Hau zaznacza, że choć niczego nie można wykluczyć w stu procentach, to “podczas poniedziałkowego spotkania musiałoby się wydarzyć coś naprawdę, naprawdę szalonego!”.
Lista zarzutów
Co właściwie zarzuca się Eberlowi?
— Zdaniem kilku członków zarządu, Jamal Musiala i Alphonso Davies otrzymali zbyt lukratywne kontrakty. Ponadto wewnątrz klubu mówi się, że Kingsley Coman został sprzedany za zbyt małe pieniądze. Do tego dochodzą odejścia za darmo, jak w przypadku Leroy’a Sane, które oczywiście bolą pod względem finansowym – wylicza Hau.
Krytykowany jest również “mało fortunny” sposób zakomunikowania pożegnania z legendą klubu, Thomasem Muellerem.
Co jednak podkreśla Hau, Eberl od początku swojej pracy w pełni realizuje ogłoszony kurs oszczędnościowy. Dzięki sprzedaży zawodników oraz sprytnym, bezgotówkowym transferom Jonathana Taha czy Toma Bischofa, udało mu się już zredukować koszty. Klub w obecnym oknie transferowym więcej zarobił (ok. 95 mln euro) niż wydał (ok. 72 mln euro).
— To jest ogromne wyzwanie, by pogodzić tak wiele różnych opinii wewnątrz klubu. Eberl nie zrobił wszystkiego perfekcyjnie, ale to naprawdę wielka odpowiedzialność – tłumaczy.
Dziennikarz “Sky” zauważa również, że zwolnienie Eberla na tym etapie wizerunkowo wyglądałoby fatalnie.
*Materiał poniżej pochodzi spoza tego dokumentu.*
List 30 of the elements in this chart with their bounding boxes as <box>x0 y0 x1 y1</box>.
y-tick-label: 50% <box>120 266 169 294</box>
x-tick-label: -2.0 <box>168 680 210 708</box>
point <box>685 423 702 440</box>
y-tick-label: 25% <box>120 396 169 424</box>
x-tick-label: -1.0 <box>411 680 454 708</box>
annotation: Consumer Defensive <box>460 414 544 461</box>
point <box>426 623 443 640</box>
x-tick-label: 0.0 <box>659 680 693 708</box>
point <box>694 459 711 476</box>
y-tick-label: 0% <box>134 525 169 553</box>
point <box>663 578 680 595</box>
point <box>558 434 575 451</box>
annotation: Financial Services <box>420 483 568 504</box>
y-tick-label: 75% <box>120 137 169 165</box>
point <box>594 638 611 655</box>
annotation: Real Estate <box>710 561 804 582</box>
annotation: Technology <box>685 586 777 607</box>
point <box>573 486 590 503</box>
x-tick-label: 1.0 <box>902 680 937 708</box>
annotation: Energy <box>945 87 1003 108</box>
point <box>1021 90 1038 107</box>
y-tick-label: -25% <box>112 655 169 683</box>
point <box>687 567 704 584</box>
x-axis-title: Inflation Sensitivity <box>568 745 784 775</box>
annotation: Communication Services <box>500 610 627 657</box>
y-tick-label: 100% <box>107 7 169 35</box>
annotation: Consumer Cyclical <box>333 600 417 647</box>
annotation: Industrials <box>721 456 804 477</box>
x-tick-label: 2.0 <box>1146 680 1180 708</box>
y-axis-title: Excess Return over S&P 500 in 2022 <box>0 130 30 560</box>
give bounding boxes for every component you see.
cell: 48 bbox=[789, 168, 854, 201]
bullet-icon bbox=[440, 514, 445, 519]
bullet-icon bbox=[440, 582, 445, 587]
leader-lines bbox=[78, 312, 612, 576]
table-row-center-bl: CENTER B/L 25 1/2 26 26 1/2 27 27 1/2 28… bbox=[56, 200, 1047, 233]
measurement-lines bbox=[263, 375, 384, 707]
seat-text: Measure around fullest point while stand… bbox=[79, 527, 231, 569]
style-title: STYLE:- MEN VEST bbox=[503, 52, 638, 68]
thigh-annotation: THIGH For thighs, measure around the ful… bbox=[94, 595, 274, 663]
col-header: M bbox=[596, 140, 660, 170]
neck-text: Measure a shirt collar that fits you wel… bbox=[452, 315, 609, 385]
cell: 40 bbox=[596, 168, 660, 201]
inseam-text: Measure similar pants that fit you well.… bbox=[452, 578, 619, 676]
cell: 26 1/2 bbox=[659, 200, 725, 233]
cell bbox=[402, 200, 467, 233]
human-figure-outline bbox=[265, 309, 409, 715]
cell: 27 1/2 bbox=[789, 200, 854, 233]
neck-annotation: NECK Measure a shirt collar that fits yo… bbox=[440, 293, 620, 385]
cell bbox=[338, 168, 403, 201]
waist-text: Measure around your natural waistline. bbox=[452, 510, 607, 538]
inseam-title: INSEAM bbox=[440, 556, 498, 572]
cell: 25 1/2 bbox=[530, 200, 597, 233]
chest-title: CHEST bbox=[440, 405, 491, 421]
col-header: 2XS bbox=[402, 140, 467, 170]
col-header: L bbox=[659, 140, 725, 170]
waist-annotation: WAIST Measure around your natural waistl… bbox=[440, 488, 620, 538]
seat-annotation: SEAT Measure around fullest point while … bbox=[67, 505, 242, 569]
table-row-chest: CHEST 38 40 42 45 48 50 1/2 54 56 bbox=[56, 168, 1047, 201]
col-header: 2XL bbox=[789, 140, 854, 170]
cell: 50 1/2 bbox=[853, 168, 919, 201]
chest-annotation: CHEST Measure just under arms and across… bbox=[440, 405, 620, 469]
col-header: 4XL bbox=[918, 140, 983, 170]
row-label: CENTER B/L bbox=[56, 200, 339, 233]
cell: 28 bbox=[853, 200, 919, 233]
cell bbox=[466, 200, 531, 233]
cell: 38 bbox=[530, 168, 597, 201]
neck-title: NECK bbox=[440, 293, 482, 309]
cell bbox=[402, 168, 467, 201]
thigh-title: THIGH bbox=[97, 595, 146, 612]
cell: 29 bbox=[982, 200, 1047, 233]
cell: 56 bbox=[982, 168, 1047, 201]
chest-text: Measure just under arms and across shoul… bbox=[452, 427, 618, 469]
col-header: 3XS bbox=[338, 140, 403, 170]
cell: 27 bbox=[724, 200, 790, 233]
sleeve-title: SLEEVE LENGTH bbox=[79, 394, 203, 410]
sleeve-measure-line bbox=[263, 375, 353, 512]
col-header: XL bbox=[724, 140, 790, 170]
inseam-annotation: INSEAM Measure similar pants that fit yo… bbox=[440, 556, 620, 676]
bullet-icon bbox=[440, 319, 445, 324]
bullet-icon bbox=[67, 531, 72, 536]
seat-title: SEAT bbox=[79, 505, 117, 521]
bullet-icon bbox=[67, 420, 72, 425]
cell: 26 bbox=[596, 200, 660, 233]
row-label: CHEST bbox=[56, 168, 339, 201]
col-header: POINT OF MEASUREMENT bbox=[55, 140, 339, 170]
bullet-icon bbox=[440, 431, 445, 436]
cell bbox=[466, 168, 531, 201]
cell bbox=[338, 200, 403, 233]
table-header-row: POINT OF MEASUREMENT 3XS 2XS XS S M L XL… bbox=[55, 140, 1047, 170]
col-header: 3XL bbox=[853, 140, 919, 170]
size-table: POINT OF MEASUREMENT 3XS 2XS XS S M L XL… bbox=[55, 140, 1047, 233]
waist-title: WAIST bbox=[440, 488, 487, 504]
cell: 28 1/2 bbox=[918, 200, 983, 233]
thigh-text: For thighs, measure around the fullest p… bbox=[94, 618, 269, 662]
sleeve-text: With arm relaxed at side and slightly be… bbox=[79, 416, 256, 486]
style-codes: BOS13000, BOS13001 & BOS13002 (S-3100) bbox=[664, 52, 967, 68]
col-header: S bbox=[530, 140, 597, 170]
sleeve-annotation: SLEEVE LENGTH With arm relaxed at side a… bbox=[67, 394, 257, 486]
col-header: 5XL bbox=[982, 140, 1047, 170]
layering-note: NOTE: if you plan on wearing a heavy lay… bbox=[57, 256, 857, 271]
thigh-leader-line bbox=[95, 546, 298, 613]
— To byłby fatalny sygnał i zupełnie nie w stylu Bayernu, gdyby po tak perfekcyjnym starcie sezonu zwolniono głównego odpowiedzialnego za sprawy sportowe. Poza tym okno transferowe wciąż trwa, a Eberl wraz z Christophem Freundem pracują nad wzmocnieniem składu o kolejnego ofensywnego zawodnika.